Un parametro fondamentale per gli insetti stecco (ma anche per le piante ospiti!) è l’umidità, che andrà tenuta a livelli ottimali con delle nebulizzazioni quotidiane di acqua e con un piccolo recipiente, sempre di acqua, sormontato da una lampadina a incandescenza. Questo piccolo trucco, vi permetterà di avere il giusto grado di evaporazione per l’intera giornata senza spendere cifre impossibili.


Pratici
Il fondo della gabbia è un altro aspetto da tenere in considerazione nell’allevamento di questi insetti. Al di là delle caratteristiche estetiche, infatti, dovrà essere in grado di mantenere un ambiente salubre e igienico. Per questo sarebbe meglio non rivolgersi alle comuni lettiere per roditori, ma preferire un substrato in gomma che, anche se piuttosto brutto, è facilmente lavabile e di non impegnativa gestione.

 

Gli insetti stecco sono vegetariani, difatti si cibano di felce, quercia, rododendro, eucalipto, ligustro, edera, iberico, biancospino, fucsia, e l’immancabile rovo, molto apprezzato da gran parte delle specie allevabili.

 

Maschietti, che rarità
Il ciclo vitale degli insetti stecco è piuttosto semplice, ma al tempo stesso emozionante. Quando escono dall’uovo, sono dei veri e propri adulti in miniatura. Nel giro di cinque o dieci mute, questi esserini raggiungeranno le dimensioni dell’individuo adulto.
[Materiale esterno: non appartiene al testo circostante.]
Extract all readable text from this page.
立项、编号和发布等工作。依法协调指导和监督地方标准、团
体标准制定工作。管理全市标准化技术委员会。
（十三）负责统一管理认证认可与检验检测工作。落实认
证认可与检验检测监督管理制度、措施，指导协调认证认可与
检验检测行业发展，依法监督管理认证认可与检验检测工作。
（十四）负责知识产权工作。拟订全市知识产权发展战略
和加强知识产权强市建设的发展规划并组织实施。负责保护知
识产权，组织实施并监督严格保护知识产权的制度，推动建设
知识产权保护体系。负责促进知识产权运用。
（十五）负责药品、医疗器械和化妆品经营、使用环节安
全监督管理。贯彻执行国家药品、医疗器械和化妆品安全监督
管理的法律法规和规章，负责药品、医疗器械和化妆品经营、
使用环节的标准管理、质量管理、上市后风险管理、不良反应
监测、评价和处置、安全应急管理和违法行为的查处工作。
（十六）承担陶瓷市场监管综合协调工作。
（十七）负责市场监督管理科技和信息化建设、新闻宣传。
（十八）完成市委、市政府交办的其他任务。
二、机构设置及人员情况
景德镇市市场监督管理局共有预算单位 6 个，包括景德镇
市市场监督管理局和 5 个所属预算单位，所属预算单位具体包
Una curiosità: dato che i maschi in natura sono rarissimi, le femmine di questa specie hanno messo a punto una strategia riproduttiva, chiamata dagli esperti partenogenesi, che permette loro di generare nuovi insetti stecco identici alla madre. In pratica la femmina depone delle uova complete del solo patrimonio genetico materno. Alla schiusa, i figli sono perfettamente uguali alla madre.

 

 

Gli insetti stecco hanno dimensioni variabili dai 5 ai 25cm. La loro forma è per lo più affusolata ed esile.